Une étude faite aux urgences médico-chirurgicales de l'Hôtel-Dieu en 2000 est moins alarmiste : sur 116 patients victimes d'agression, 7 % sont victimes de violences conjugales et 1 femme sur 11 porte plainte.
→ Dépister
- Par l'interrogatoire (questionnaire type aux États-Unis et au Canada) : au cours d'une consultation, lors de l'interrogatoire sur les antécédents, insertion systématique de questions relatives à la violence : avez-vous déjà été victime de violence ? Avez-vous déjà été maltraitée à domicile ou dans un autre lieu ?
- Devant des tableaux cliniques évocateurs : lésions traumatiques (incohérence des explications, incompatibilité des lésions et de leur étiologie, lésions multiples d'âges différents, zone inhabituelle des lésions en face postérieure...) ; douleurs abdomino-pelviennes répétées sans explication pathologique ; syndrome anxio-dépressif.
- Devant des attitudes : retard dans les rendez-vous, consultation médicale fréquente en présence du mari...
→ Évaluer la gravité
Si risque immédiat vital ou gravité : inciter la victime à s'éloigner du domicile, l'hospitaliser, l'adresser dans un centre d'hébergement, chez une amie...
Si absence de gravité : traiter les conséquences somatiques.
→ Conseiller, informer, orienter
Conseiller à élaborer un scénario de protection (réaménager les meubles pour éviter d'être coincée, prévoir les moyens de communication pour appeler à l'aide, etc.). Orienter vers un réseau, travailleur social, association, psychologue, avocat.
→ Inciter la victime à déposer plainte
Le Code pénal en vigueur depuis le 1er mars 1994 indique que la qualité de conjoint ou de concubin de la victime constitue une circonstance aggravante des atteintes volontaires à l'intégrité de la personne.

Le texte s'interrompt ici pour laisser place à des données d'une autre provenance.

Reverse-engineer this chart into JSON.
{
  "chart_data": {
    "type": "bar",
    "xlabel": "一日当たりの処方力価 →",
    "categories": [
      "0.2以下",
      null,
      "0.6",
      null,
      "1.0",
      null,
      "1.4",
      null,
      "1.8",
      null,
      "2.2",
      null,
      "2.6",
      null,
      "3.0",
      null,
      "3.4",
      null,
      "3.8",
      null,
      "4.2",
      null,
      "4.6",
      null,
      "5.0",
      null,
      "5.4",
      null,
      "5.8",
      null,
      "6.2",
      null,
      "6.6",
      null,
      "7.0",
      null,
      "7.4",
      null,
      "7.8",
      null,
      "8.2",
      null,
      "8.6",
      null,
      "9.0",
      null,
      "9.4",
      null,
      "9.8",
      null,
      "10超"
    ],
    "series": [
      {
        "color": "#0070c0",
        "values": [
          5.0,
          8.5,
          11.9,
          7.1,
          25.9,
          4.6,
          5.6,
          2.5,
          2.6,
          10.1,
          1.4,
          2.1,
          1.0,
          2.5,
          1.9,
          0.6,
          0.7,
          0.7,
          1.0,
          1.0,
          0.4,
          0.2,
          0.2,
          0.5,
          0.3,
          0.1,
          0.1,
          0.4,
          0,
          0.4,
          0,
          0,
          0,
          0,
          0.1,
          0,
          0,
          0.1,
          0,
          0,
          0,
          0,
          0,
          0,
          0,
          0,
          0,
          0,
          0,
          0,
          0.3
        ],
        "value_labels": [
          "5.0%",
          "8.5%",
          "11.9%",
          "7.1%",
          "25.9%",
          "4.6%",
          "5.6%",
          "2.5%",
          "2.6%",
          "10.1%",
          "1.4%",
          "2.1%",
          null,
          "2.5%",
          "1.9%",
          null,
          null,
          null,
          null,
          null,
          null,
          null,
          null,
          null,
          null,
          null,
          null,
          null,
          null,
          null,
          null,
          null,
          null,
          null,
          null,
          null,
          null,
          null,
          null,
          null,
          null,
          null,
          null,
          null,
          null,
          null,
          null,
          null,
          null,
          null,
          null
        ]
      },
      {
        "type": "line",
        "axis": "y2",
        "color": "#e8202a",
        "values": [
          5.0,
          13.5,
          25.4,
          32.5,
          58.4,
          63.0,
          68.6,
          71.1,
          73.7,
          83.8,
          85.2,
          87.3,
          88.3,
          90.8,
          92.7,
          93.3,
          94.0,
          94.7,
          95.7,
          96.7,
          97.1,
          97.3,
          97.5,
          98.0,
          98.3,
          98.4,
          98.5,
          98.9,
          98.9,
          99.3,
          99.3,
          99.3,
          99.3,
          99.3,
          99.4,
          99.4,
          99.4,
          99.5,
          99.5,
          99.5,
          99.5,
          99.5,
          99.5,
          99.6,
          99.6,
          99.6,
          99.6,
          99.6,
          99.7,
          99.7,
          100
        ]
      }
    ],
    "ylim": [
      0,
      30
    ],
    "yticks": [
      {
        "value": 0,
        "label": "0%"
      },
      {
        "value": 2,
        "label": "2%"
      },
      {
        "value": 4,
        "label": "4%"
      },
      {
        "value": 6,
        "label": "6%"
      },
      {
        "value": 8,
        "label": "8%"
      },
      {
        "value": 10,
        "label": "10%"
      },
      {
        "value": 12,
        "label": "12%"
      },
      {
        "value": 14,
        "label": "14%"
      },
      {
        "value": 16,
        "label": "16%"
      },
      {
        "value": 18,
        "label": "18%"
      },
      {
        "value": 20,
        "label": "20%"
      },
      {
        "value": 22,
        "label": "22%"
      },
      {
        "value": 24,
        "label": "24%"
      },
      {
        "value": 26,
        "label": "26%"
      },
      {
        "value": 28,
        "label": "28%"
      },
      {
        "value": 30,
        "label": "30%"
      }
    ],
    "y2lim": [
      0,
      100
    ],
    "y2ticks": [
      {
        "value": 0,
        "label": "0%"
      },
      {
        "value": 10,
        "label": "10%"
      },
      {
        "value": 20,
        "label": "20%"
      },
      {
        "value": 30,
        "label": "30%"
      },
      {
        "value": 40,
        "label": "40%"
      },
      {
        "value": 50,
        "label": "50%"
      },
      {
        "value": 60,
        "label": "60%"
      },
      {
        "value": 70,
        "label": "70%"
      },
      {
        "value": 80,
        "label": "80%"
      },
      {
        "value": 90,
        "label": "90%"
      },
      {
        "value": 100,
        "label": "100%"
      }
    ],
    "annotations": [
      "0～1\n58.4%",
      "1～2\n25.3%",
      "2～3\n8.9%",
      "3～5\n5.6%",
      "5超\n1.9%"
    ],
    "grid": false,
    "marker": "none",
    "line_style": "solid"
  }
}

La loi du 23 mars 2006 modifie cette disposition en ajoutant la qualité de pacsé, ex-conjoint, ex-concubin et ex-pacsé.
C'est ainsi qu'une interruption de travail temporaire (ITT), même inférieure à 8 jours, permet de qualifier les faits de délit, jugés par le tribunal correctionnel, la peine peut aller jusqu'à 3 ans d'emprisonnement (article 222.13 Code pénal). Si l'ITT est supérieure à 8 jours, la peine peut aller jusqu'à 5 ans d'emprisonnement (article 222.12 Code pénal).
Une victime de violences conjugales peut déposer une plainte dans un commissariat ou une gendarmerie de son choix (ou auprès du Procureur de la République). Elle n'a pas besoin de certificat médical pour déposer sa plainte : elle se rend auprès d'un médecin munie d'une réquisition (unité médico-judiciaire...) afin de faire évaluer son ITT.
Si les violences conjugales concernent essentiellement les femmes, les violences conjugales envers les hommes existent (0,9 % des hommes subissent ces violences chaque année), avec son cortège d'homicides (un homme meurt de violences conjugales tous les 15 jours).
Le sentiment de honte chez l'homme est encore plus présent et rend la parole encore plus difficile.
Les violences conjugales occupent une place importante dans les violences sociétales et de nombreux professionnels y seront de plus en plus confrontés dans leur exercice ; pour identifier ces violences, il faut les chercher.
Toutes les femmes peuvent être concernées, quel que soit leur âge ou leur catégorie socio-professionnelle. Il faut souligner les particularités propres aux victimes de violences conjugales sur le plan médical et légal.